Every day is the same – white.

But for the new Tester, Vander, it is a reminder of his own life, trapped by indenture, forced to spend his life repaying the cost of raising him, like all the other Red Plague orphans.

When Vander decides to help MARY he starts a chain of events that will challenge friendships, revisit past betrayals and threaten the safety of a world teetering on the brink of catastrophe.

Warning: Contains scenes relating to a pandemic and some violence.

How do stories in history create stories about the future?

When I was dropping down various history rabbit-holes I came across the story of Mary Mallon, popularly known as Typhoid Mary. With research on the plague of 1665 and memories of working in a development charity when SARs rose as a threat in the early 2000s, I wondered what would happen if Mary was alive now, and a new threat existed.

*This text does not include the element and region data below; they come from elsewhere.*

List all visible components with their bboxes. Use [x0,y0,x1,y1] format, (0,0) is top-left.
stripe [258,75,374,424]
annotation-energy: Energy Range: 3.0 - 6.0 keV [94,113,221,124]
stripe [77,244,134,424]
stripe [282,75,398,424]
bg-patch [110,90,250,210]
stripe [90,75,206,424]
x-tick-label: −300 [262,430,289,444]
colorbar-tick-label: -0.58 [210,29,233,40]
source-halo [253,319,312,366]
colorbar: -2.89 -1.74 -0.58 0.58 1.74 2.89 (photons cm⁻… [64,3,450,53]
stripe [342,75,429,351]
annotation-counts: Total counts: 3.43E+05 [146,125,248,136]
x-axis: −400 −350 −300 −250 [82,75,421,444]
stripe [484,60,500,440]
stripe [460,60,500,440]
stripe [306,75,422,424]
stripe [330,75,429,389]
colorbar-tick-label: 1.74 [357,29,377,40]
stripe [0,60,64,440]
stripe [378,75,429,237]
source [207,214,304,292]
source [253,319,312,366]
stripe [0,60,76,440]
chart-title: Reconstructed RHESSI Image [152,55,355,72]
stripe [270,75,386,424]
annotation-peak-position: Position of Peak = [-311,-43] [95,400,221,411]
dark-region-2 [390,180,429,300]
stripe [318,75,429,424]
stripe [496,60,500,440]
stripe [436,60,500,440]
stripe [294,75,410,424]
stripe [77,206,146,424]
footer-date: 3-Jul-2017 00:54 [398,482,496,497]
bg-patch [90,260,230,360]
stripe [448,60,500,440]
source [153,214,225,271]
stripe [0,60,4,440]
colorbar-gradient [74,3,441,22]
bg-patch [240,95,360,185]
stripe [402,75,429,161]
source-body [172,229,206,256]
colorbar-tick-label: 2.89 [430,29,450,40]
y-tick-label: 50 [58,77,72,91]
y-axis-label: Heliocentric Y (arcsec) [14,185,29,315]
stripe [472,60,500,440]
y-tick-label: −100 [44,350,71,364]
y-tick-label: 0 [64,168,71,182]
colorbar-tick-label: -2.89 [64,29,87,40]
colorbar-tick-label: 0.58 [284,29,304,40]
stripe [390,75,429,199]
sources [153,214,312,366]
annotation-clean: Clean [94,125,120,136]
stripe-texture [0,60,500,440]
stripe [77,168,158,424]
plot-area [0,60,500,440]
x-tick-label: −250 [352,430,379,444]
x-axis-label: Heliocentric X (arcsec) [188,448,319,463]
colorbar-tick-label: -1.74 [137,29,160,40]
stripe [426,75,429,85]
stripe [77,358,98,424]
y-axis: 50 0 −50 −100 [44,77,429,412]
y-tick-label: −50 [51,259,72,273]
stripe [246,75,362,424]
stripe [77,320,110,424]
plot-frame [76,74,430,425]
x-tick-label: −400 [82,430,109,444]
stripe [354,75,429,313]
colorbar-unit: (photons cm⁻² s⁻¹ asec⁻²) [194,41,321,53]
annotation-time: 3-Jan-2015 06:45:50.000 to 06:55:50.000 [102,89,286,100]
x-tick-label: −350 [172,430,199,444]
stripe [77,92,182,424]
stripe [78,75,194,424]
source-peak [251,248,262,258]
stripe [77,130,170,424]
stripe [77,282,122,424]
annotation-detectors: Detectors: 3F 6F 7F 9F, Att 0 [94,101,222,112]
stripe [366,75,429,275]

Little did I know how the world would change between the spark of an idea and the finished book.

Who was Mary Mallon?

In 1906 sanitary engineer George Soper was struggling to discover the cause of an outbreak of typhoid that had made a family and their guests sick. He initially thought it was the freshwater clams, but not all the victims had eaten them. However, there was one common factor – the cook Mary Mallon.

He was so sure that she was the cause, that he started digging a little deeper and found that she had also been the cook for seven more families that had been infected. Mary fled and took other jobs in New York and George Soper followed her progress and the wave of infection that swept along in her wake.

Finally, after 3,000 infections in 1907 he persuaded the health authorities to act and they forcibly confined and tested Mary and samples proved that she was infected. She was taken and held in isolation on North Brother Island which was used to hold people with infectious diseases. After two years and a failed attempt to sue for false imprisonment, Mary was released under condition she did not work preparing food.

After she gained her freedom Mary changed her name, disappeared from sight and got a job in Sloane Maternity Hospital as a cook. In the next three months she infected twenty-five doctors, nurses and staff, of which two died.

She was detained again and once more sent into isolation on North Brother Island. She would never be free again and remained there until her death in 1934.

Mary was a poor immigrant from Ireland. Would she have been held in isolation if she had been wealthy or had powerful advocates? Was it right to hold her against her will? Could anything have been done to persuade her to act responsibly or consider the wider implications of her behaviour? We will never know because she didn’t record her thoughts, and no one recorded them for her.